Un tel dessein permettra au Maroc et à l’Union européenne d’agir avec fermeté, ambition et lucidité, pour puiser dans les nouvelles possibilités désormais ouvertes par le Traité de Lisbonne, une nouvelle architecture partenariale permettant au Maroc une proximité encore plus poussée avec l’Union européenne.

Plus que ses retombées sur le devenir de la relation entre le Royaume du Maroc et l’Union européenne, ce dessein, en tant que modèle précurseur du rapprochement entre les deux parties, se reflétera tout autant positivement à l’échelle régionale, en ouvrant de nouvelles perspectives de rapprochement entre l’Union européenne et les partenaires méditerranéens.

Excellences,

C’est pour Nous un signe de bon augure que ce sommet, le premier du genre, se tienne dans cette cité prestigieuse de Grenade qui constitue l’un des témoignages vivants de l’interaction aux plans historique, culturel et humain entre les rives de la Méditerranée, ainsi que l’expression d’un brassage entre les civilisations marocaine, espagnole et européenne. Nous nous réjouissons de la perspective de hisser le Statut Avancé régissant la relation Maroc-Union Européenne au niveau d’un partenariat privilégié. Loin d’être à sens unique, cette dynamique doit suivre une trajectoire parallèle.

En effet, le Maroc avance en direction de l’Europe, grâce à l’action que Nous menons avec une volonté nationale souveraine et en accord avec les engagements que nous avons souscrits en vue de consolider la construction d’une société démocratique, développée et fière de son identité authentique.
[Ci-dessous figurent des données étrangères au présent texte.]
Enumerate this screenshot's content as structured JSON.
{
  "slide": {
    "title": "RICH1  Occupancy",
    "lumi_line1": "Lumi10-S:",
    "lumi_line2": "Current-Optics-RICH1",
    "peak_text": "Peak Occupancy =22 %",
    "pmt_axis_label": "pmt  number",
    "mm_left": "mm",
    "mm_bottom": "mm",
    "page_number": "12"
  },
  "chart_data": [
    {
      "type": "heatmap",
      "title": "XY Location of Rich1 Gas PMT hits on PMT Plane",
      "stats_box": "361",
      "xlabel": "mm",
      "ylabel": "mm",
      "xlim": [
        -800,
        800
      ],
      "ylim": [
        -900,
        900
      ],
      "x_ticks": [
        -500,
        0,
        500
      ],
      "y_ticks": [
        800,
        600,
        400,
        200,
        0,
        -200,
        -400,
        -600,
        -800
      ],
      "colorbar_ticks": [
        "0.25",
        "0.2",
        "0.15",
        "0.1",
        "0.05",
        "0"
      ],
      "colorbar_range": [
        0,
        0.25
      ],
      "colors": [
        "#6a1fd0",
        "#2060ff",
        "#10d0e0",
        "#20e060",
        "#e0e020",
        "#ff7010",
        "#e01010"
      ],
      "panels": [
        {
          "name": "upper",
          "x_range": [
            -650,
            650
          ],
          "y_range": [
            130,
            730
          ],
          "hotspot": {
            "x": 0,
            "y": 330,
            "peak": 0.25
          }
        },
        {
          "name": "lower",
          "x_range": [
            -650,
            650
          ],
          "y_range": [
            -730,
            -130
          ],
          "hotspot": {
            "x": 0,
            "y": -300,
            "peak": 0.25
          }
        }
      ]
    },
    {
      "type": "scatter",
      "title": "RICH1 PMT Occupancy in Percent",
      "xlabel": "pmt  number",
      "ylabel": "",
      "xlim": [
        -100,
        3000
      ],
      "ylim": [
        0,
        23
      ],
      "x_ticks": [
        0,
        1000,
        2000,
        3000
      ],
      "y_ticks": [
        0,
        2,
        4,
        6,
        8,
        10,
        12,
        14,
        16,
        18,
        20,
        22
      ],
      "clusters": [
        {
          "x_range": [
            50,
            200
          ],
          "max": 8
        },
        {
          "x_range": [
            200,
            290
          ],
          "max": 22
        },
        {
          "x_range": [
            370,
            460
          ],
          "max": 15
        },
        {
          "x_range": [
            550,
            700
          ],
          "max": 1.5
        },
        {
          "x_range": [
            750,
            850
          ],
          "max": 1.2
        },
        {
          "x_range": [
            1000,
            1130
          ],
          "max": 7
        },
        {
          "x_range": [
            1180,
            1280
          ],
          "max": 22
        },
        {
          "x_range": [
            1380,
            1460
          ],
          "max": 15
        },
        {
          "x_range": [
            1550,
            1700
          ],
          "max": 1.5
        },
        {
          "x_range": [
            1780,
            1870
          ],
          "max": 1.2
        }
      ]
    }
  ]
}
C’est une société dont nous voulons qu’elle soit en phase avec son temps et ouverte sur son voisinage immédiat, surtout européen, grâce aux réformes hardies que Nous nous attachons à mettre en œuvre pour ancrer la bonne gouvernance, et consolider les chantiers structurants en vue de concrétiser les objectifs de modernisation économique et de développement humain.

D’autre part, nous attendons de l’Europe qu’elle avance, à son tour, vers le Maroc pour en devenir le meilleur partenaire, en vue d’apporter un soutien tangible et un concours efficient à une action commune vigoureuse, permettant de donner corps à ce projet stratégique de partenariat privilégié. Cette attitude est dictée par notre devoir de fidélité aux pages lumineuses d’une Histoire commune, écrites par l’alliance entre nos civilisations. Elle s’impose aussi pour répondre aux impératifs de l’ère des rassemblements et pour relever les défis de la mondialisation. Elle est nécessaire pour concrétiser les espérances des générations montantes qui aspirent à vivre au sein d’un espace sûr et prospère , un espace commun où triomphent les nobles idéaux de paix, de fraternité, de démocratie, de solidarité et de progrès que nous avons en partage, et où doivent être contrecarrées les velléités d’ostracisme, d’exclusion et de terrorisme, un espace où prévalent les valeurs sublimes que sont essentiellement le respect de la dignité humaine, la préservation de la souveraineté des Etats et l’ambition de réaliser le développement intégré des pays, dans la quiétude et en toute sécurité. Wassalamou alaikoum warahmatoullahi wa barakatouh".